Saturday, December 27, 2008

The Lost World of the Public Library

Here in Las Cruces, New Mexico, the city's public library, called the Branigan Library, sits basically in the center of town. The problem with Las Cruces is that there are no satellite branches, so there's one big library in the center of town.

I'll admit, this isn't a huge city, but for people like me who live on the edges of town, we may find ourselves as far as 10 to 15 miles away from the library. For the more economically disadvantaged in the area (most of whom live on the southern or eastern part of town), this means either a multi-stop, multi-change over bus ride just to get downtown. So for some of them, the public library simply isn't on their to-do-lists.

For me, I try to take my children (as in my sons, not my students) to the library at least twice per month, where we check out books by the dozens. The things I always notice about the library is that it's never very crowded, the majority of people that are in there are there for the public computers, the overwhelming majority of people in there are adults, and that the library is a safe haven for people that have no other place to go.

The problem with this all is that there are never very many children in the library, which is, in my opinion, the people the library should mainly be trying to serve. It's great that there are resources out there for adults, but kids are the ones who need to read, and for most of them, their school libraries are simply not adequate in terms of broad interests in books, and a trip to Barnes & Noble is simply out of the question, because it's so expensive.

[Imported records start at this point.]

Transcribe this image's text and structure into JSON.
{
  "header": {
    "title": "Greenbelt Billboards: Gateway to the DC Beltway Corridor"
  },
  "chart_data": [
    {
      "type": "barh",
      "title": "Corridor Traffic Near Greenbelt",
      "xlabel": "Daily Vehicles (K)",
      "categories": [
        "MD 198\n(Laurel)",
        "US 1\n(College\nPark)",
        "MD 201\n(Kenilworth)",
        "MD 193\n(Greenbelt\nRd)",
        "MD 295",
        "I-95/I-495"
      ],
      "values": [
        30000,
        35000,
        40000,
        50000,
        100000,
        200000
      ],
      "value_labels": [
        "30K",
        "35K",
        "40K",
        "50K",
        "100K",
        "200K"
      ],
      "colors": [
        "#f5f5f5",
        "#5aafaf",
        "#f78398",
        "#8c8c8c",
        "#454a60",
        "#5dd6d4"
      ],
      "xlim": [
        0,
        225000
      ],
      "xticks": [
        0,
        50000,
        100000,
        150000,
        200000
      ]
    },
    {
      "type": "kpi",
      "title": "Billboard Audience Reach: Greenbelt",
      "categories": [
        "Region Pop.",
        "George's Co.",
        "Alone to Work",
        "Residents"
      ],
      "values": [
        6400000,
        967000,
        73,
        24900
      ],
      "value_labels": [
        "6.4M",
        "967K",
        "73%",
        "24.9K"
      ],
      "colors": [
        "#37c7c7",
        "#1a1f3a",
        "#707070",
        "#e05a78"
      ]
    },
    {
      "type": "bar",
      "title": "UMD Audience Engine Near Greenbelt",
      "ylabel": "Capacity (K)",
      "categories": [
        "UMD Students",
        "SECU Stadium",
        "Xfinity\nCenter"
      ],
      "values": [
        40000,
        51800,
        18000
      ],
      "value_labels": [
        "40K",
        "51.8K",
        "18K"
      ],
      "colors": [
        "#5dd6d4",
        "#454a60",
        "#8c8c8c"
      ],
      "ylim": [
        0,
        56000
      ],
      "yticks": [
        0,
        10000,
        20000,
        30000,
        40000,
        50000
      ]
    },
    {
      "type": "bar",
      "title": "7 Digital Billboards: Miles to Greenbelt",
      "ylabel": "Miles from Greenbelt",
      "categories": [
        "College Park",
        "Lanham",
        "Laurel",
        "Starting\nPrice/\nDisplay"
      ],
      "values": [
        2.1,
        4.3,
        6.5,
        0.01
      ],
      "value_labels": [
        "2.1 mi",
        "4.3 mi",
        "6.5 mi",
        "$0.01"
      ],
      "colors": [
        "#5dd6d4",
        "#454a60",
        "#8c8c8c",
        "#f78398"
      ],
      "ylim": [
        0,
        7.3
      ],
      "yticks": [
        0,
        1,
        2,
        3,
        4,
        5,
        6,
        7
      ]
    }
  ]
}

After talking to a few of the librarians at the local public library about my concern, they had a few things to say as well. They said that first of all, the libraries are a by-day shelter basically for many homeless people who just want a roof over their heads. They said that as long as these people don't cause any trouble, they have as much right to be in there as anyone else. They confirmed that the majority of patrons enter the library to use the public internet computers, and that on any given day, there are probably ten books checked out to adults for every one to a child.

There are many different directions I can choose to continue on from here, because the issue of how to get kids in the public library, and why it seems that less are going is obviously one that has many influences. Let's just start from the angle of why I have defined public libraries as "the lost world." As a student at New Mexico State University for many years, I have lived near the main undergraduate library (the Zuhl), and have spent time in the graduate library (the Branson).

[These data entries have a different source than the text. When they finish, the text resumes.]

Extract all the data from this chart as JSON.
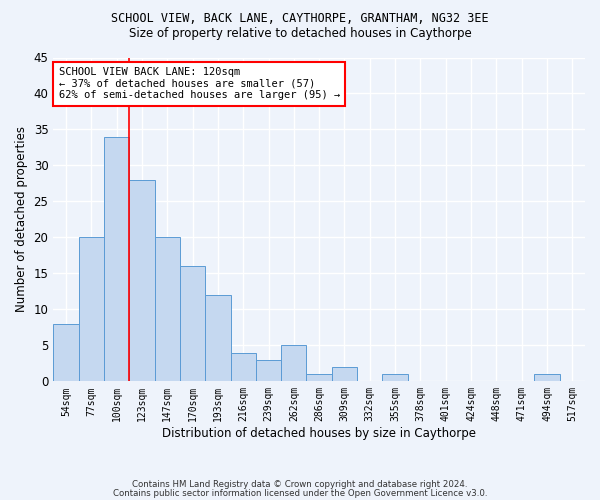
{
  "title1": "SCHOOL VIEW, BACK LANE, CAYTHORPE, GRANTHAM, NG32 3EE",
  "title2": "Size of property relative to detached houses in Caythorpe",
  "xlabel": "Distribution of detached houses by size in Caythorpe",
  "ylabel": "Number of detached properties",
  "categories": [
    "54sqm",
    "77sqm",
    "100sqm",
    "123sqm",
    "147sqm",
    "170sqm",
    "193sqm",
    "216sqm",
    "239sqm",
    "262sqm",
    "286sqm",
    "309sqm",
    "332sqm",
    "355sqm",
    "378sqm",
    "401sqm",
    "424sqm",
    "448sqm",
    "471sqm",
    "494sqm",
    "517sqm"
  ],
  "values": [
    8,
    20,
    34,
    28,
    20,
    16,
    12,
    4,
    3,
    5,
    1,
    2,
    0,
    1,
    0,
    0,
    0,
    0,
    0,
    1,
    0
  ],
  "bar_color": "#c5d8f0",
  "bar_edge_color": "#5b9bd5",
  "background_color": "#eef3fb",
  "grid_color": "#ffffff",
  "vline_x": 2.5,
  "vline_color": "red",
  "annotation_line1": "SCHOOL VIEW BACK LANE: 120sqm",
  "annotation_line2": "← 37% of detached houses are smaller (57)",
  "annotation_line3": "62% of semi-detached houses are larger (95) →",
  "annotation_box_color": "white",
  "annotation_box_edge": "red",
  "ylim": [
    0,
    45
  ],
  "yticks": [
    0,
    5,
    10,
    15,
    20,
    25,
    30,
    35,
    40,
    45
  ],
  "footnote1": "Contains HM Land Registry data © Crown copyright and database right 2024.",
  "footnote2": "Contains public sector information licensed under the Open Government Licence v3.0."
}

As an undergradute, I never had any massive need to enter the university libraries, and even now, as a doctoral student, the majority of research and texts that I need can be found online through the university article search features (which aren't cheap, but are included in the cost of tuition).

Applying this to public libraries, I'm beginning to think that people decide that if their kids can't find the books at school, then they can't find them. They decide to find those resources online (if the kid is interested in fantasy books, why take them to the public library to get The Lord of the Rings when they can read fantasy fiction online?) Of course, there's also a major problem of parents not knowing or caring what their kids are reading (if they're reading at all). But that's an entirely different discussion that could go on for days and weeks.

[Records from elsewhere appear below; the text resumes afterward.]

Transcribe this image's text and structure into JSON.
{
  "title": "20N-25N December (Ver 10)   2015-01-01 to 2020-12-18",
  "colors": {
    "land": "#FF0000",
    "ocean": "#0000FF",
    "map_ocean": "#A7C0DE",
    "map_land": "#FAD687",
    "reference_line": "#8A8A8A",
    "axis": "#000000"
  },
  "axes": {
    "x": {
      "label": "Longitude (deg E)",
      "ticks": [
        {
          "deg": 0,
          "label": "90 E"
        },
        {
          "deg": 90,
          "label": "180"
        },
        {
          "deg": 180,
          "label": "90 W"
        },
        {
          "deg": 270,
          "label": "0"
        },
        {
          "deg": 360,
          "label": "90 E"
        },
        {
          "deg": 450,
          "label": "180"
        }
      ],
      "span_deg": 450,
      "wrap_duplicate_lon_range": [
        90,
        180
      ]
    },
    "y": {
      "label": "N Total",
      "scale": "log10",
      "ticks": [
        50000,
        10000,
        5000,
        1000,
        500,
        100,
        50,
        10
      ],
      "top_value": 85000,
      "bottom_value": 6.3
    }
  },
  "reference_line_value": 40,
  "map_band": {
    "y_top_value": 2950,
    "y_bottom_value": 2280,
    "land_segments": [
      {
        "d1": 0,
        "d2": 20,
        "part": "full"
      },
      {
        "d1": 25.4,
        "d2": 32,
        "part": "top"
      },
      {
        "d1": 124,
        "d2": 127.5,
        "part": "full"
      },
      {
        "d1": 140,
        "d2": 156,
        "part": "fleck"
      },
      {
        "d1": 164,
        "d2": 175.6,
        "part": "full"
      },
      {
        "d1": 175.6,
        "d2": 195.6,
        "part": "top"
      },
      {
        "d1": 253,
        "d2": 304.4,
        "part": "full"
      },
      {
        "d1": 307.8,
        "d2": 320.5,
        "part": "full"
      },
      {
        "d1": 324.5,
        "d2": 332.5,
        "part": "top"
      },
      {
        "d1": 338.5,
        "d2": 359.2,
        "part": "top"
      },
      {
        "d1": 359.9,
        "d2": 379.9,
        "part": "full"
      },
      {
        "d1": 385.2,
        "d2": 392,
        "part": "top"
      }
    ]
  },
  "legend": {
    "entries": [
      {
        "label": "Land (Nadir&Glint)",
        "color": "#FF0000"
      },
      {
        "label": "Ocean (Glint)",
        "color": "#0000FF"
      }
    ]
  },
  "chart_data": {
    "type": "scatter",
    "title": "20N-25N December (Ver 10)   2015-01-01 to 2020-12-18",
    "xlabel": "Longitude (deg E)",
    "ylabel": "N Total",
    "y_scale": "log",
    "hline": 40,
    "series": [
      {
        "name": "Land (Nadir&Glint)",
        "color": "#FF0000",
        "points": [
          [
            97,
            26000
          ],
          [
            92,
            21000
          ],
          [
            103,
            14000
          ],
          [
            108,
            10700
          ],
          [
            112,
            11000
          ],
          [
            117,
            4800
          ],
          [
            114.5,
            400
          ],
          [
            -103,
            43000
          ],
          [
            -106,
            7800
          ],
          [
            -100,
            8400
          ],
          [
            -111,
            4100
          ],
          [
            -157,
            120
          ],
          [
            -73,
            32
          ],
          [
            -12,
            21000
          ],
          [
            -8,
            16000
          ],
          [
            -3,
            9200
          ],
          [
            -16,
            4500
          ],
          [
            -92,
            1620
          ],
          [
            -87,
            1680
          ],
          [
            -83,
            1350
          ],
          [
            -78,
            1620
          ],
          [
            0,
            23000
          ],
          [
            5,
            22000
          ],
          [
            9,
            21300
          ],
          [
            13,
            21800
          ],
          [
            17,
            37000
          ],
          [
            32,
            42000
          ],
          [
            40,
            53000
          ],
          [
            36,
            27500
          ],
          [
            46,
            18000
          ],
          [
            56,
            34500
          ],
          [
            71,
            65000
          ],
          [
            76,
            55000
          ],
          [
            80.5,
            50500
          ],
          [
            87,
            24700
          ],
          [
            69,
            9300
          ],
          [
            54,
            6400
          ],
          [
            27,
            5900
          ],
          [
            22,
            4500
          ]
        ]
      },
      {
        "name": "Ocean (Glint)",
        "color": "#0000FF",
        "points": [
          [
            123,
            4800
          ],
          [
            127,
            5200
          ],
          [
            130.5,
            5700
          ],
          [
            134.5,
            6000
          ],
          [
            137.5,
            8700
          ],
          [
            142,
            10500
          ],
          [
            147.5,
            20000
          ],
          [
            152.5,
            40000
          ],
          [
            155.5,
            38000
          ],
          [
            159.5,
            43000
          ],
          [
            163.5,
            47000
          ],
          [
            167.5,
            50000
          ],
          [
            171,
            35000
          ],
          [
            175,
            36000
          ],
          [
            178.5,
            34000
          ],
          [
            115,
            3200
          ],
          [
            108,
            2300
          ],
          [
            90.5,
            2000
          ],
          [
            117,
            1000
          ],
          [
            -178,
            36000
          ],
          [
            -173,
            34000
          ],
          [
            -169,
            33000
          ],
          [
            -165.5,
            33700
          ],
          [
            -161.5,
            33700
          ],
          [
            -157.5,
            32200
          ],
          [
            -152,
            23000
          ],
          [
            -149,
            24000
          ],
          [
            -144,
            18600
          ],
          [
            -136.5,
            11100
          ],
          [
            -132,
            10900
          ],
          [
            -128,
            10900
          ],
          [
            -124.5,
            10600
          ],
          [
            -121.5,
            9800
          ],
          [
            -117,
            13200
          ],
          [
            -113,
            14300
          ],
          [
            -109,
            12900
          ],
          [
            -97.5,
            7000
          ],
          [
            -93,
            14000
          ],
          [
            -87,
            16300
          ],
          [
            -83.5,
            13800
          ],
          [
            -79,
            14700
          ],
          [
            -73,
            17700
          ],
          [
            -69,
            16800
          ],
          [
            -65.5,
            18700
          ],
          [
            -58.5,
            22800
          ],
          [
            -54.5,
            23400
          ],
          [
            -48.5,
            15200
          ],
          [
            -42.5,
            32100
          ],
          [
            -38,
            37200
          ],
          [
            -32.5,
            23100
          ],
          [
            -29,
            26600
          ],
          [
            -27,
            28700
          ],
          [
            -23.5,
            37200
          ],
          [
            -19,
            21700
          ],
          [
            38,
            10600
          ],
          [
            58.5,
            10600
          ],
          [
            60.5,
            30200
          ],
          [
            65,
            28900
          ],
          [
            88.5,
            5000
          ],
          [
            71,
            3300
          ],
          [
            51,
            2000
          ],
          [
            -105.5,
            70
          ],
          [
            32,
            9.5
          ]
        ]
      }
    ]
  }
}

I have asked my own students about their perceptions of the public library, and can basically summarize their opinions in a few ways, which I'll try to do without offending anyone. In the state of New Mexico (I say this because I don't know how it works in other states), a school librarian does not have to be certified as a librarian, in fact, they don't have to be certified at all. They make about the same pay as an educational assistant, and are basically required to have the same amount of education (a high school diploma, some college preferred).

The problem then is that the person in the building who should be a resource to teachers and students alike has less knowledge and skill in the area of children and young adult literacy than probably anybody else in the school. The students see this, have to deal with it every time they walk in the door, and begin to associate the library with boredom and tedium.

This isn't true at the public library level, at least in most decent sized cities. There are many certified librarians who have that appropriate educational background, people who understand literacy issues, who children read and why, and who actually know the books and authors. The problem is, many kids get disillusioned at school, or have apathetic parents, and never make it to the library to begin with.

One of the great, eye opening experiences I've had while running this blog is that I've come across some professional librarians, and they are the people who should be running the libraries, not just at the public level, but in our schools as well. Librarians who read the children and young adult literature, who try very hard to stay at the forefront of new reads, and who know the ways to get those books on their shelves as soon as possible upon their release.

We need more of those people, as well as those who advocate the use of public libraries. We need to educate parents that these places are great resources to keep their children loving literature, a great place for children and adults alike to find not only books, but movies, documentaries, video games, cook books, magazines, etc. We also need to, as teachers and literary professionals, bring clarity to children about the joys of holding a book, and the satisfaction that comes with finishing one. We need to show children how much more fulfilling a book is than a web page or texting on a cell phone. If we can't get kids in the libraries, they surely will become lost, they're already practically empty.